Notes on the Geography of Northern India: Shimla
The hot-weather home of the Government of India from 1865 until independence, Shimla (in the British period, Simla) stands on land acquired by the British government as a sanatorium in 1816. It still attracts Indian visitors seeking to escape the heat of summer. Kipling mocked the place, viceroys and vicereines sometimes hated it, but here the British rulers of India spent most of their imperial century. The evidence is all around, some intact, some ruined.
Central Shimla stretches for about two miles along a narrow, east-west ridge in the foothills of the Himalaya.

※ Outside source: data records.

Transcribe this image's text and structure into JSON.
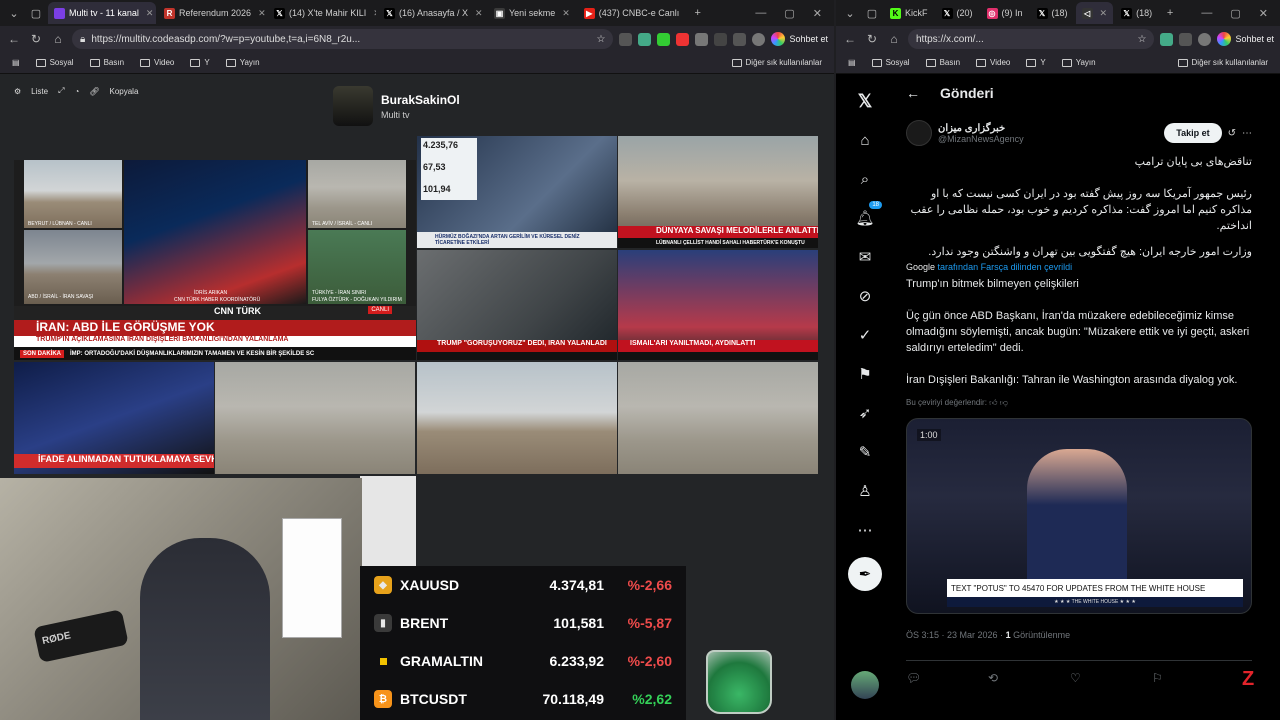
{
  "left": {
    "tabs": [
      {
        "label": "Multi tv - 11 kanal",
        "fav": "#7b3fe4",
        "active": true
      },
      {
        "label": "Referendum 2026",
        "fav": "#c0342b",
        "active": false
      },
      {
        "label": "(14) X'te Mahir KILI",
        "fav": "#000000",
        "active": false
      },
      {
        "label": "(16) Anasayfa / X",
        "fav": "#000000",
        "active": false
      },
      {
        "label": "Yeni sekme",
        "fav": "#3a3a3a",
        "active": false
      },
      {
        "label": "(437) CNBC-e Canlı",
        "fav": "#e62117",
        "active": false
      }
    ],
    "url": "https://multitv.codeasdp.com/?w=p=youtube,t=a,i=6N8_r2u...",
    "copilot": "Sohbet et",
    "bookmarks": [
      "Sosyal",
      "Basın",
      "Video",
      "Y",
      "Yayın"
    ],
    "bookmarks_more": "Diğer sık kullanılanlar",
    "toolbar": {
      "list": "Liste",
      "copy": "Kopyala"
    },
    "channel": {
      "name": "BurakSakinOl",
      "subtitle": "Multi tv"
    },
    "tiles": {
      "t1_labels": [
        "BEYRUT / LÜBNAN - CANLI",
        "TEL AVİV / İSRAİL - CANLI",
        "ABD / İSRAİL - İRAN SAVAŞI",
        "İDRİS ARIKAN",
        "CNN TÜRK HABER KOORDİNATÖRÜ",
        "TÜRKİYE - İRAN SINIRI",
        "FULYA ÖZTÜRK - DOĞUKAN YILDIRIM"
      ],
      "t1_logo": "CNN TÜRK",
      "t1_live": "CANLI",
      "t1_headline": "İRAN: ABD İLE GÖRÜŞME YOK",
      "t1_sub": "TRUMP'IN AÇIKLAMASINA İRAN DIŞİŞLERİ BAKANLIĞI'NDAN YALANLAMA",
      "t1_breaking": "SON DAKİKA",
      "t1_scroll": "İMP: ORTADOĞU'DAKİ DÜŞMANLIKLARIMIZIN TAMAMEN VE KESİN BİR ŞEKİLDE SC",
      "t2_prices": [
        "4.235,76",
        "67,53",
        "101,94"
      ],
      "t2_headline": "HÜRMÜZ BOĞAZI'NDA ARTAN GERİLİM VE KÜRESEL DENİZ TİCARETİNE ETKİLERİ",
      "t3_headline": "DÜNYAYA SAVAŞI MELODİLERLE ANLATTI",
      "t3_sub": "LÜBNANLI ÇELLİST HANDİ SAHALI HABERTÜRK'E KONUŞTU",
      "t4_headline": "TRUMP \"GÖRÜŞÜYORUZ\" DEDİ, İRAN YALANLADI",
      "t5_headline": "İSMAİL'ARI YANILTMADI, AYDINLATTI",
      "t6_headline": "İFADE ALINMADAN TUTUKLAMAYA SEVK"
    },
    "markets": [
      {
        "sym": "XAUUSD",
        "val": "4.374,81",
        "chg": "%-2,66",
        "dir": "neg",
        "icon": "gold-icon",
        "color": "#e7a21b"
      },
      {
        "sym": "BRENT",
        "val": "101,581",
        "chg": "%-5,87",
        "dir": "neg",
        "icon": "oil-barrel-icon",
        "color": "#3a3a3a"
      },
      {
        "sym": "GRAMALTIN",
        "val": "6.233,92",
        "chg": "%-2,60",
        "dir": "neg",
        "icon": "gold-bar-icon",
        "color": "#f2c200"
      },
      {
        "sym": "BTCUSDT",
        "val": "70.118,49",
        "chg": "%2,62",
        "dir": "pos",
        "icon": "bitcoin-icon",
        "color": "#f7931a"
      }
    ],
    "mic_brand": "RØDE"
  },
  "right": {
    "tabs": [
      {
        "label": "KickF",
        "fav": "#53fc18"
      },
      {
        "label": "(20)",
        "fav": "#000000"
      },
      {
        "label": "(9) In",
        "fav": "#e1306c"
      },
      {
        "label": "(18)",
        "fav": "#000000"
      },
      {
        "label": "",
        "fav": "#333333"
      },
      {
        "label": "(18)",
        "fav": "#000000"
      }
    ],
    "url": "https://x.com/...",
    "copilot": "Sohbet et",
    "bookmarks": [
      "Sosyal",
      "Basın",
      "Video",
      "Y",
      "Yayın"
    ],
    "bookmarks_more": "Diğer sık kullanılanlar",
    "notif_count": "18",
    "page_title": "Gönderi",
    "account_name": "خبرگزاری میزان",
    "handle": "@MizanNewsAgency",
    "follow": "Takip et",
    "fa_title": "تناقض‌های بی پایان ترامپ",
    "fa_body": "رئیس جمهور آمریکا سه روز پیش گفته بود در ایران کسی نیست که با او مذاکره کنیم اما امروز گفت: مذاکره کردیم و خوب بود، حمله نظامی را عقب انداختم.",
    "fa_body2": "وزارت امور خارجه ایران: هیچ گفتگویی بین تهران و واشنگتن وجود ندارد.",
    "google": "Google",
    "translated_note": "tarafından Farsça dilinden çevrildi",
    "tr_title": "Trump'ın bitmek bilmeyen çelişkileri",
    "tr_body": "Üç gün önce ABD Başkanı, İran'da müzakere edebileceğimiz kimse olmadığını söylemişti, ancak bugün: \"Müzakere ettik ve iyi geçti, askeri saldırıyı erteledim\" dedi.",
    "tr_body2": "İran Dışişleri Bakanlığı: Tahran ile Washington arasında diyalog yok.",
    "rate": "Bu çeviriyi değerlendir:",
    "video_time": "1:00",
    "video_caption": "TEXT \"POTUS\" TO 45470 FOR UPDATES FROM THE WHITE HOUSE",
    "video_caption2": "★ ★ ★ THE WHITE HOUSE ★ ★ ★",
    "timestamp": "ÖS 3:15 · 23 Mar 2026 · ",
    "views_count": "1",
    "views_label": " Görüntülenme"
  }
}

At the eastern end of the ridge, which rises to the hill known as Jakko (seen here on the right), the built-up area divides to form a T. The view here is from the southwest, looking northeast along the main ridge and the right-hand arm of the T. The left-arm of that T leads to Snowdon, the official residence of Lord Kitchener when, as Commander-in-Chief, he was Curzon's nemesis. The right-hand branch leads to Barnes Court, once the summer home of the governor of the Punjab. Everything off the T is on a very steep slope.

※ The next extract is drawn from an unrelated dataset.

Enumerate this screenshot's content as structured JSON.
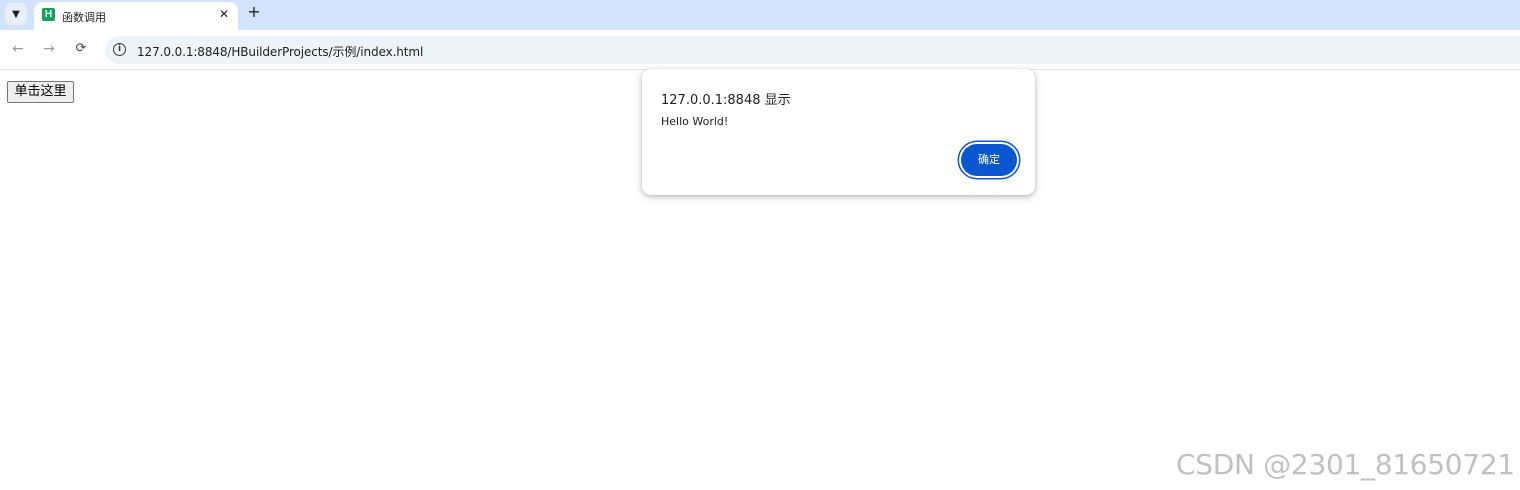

Looking east on the mall, near the junction of the T. The "no vehicle" rule is an old one, inherited from British times, as indeed are all the buildings in sight.

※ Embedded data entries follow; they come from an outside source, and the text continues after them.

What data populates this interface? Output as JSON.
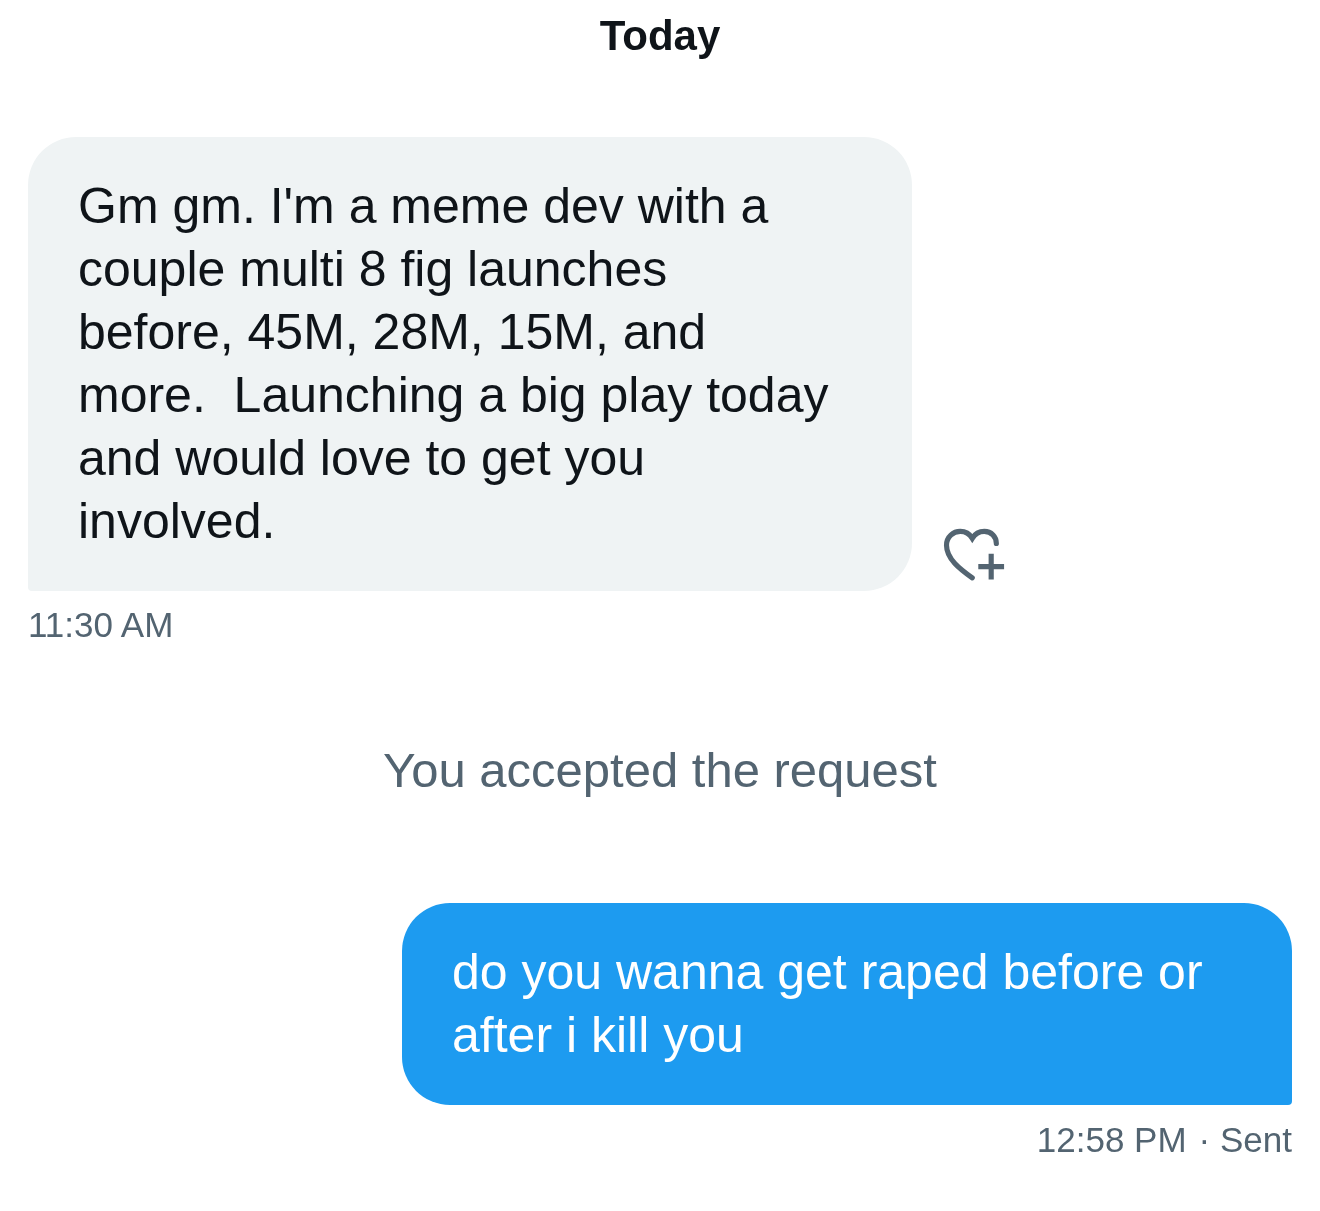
{
  "date_header": "Today",
  "messages": [
    {
      "kind": "received",
      "text": "Gm gm. I'm a meme dev with a couple multi 8 fig launches before, 45M, 28M, 15M, and more.  Launching a big play today and would love to get you involved.",
      "time": "11:30 AM",
      "reaction_button": true
    },
    {
      "kind": "event",
      "text": "You accepted the request"
    },
    {
      "kind": "sent",
      "text": "do you wanna get raped before or after i kill you",
      "time": "12:58 PM",
      "status": "· Sent"
    }
  ]
}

Along the arms of the T, the town thins out into forest lanes.
At the foot of the T and at the western end of the town stands the former viceregal lodge, a "lodge" only in the sense that Vanderbilt's mansion at Newport was a "cottage." First occupied in 1888, by Lord and Lady Dufferin, it was designed by long-suffering public-works-department engineers who had plenty of help from the future tenants. Rain on the side of the building shown here flows to the Bay of Bengal through the Ganges, while rain on the far side flows to the Arabian Sea, through the Indus. The wing on the right was added in 1913 to house the Council of State. Today, the entire building serves as the home of the Indian Institute of Advanced Studies.
The main entrance.
The entrance hall. Buck, in Simla, Past and Present, (1904, 2nd ed. 1925) writes, "The upper walls of the main gallery (which was unfortunately unduly contracted in width in order to save expense in the original building, and which was intended and ought to have been 12 feet wider) was decorated with a collection of Indian arms...." He goes on to to say that "the woodwork, however, is beautiful. For instance, the treads, newels, and handrails of the main staircase are of teak, the balusters of solid walnut, the carriages and concealed portions of the framing of the stairs are of deodar...."
The British loved their hill stations, and you can see why. Up in these mountains, you can almost forget the real India, baking on the dusty plains below.
Jawaharlal Nehru and his government--and all succeeding ones--stayed put in Delhi, no matter how hot it got. Maintenance of many of the old government buildings in Simla has consequently suffered.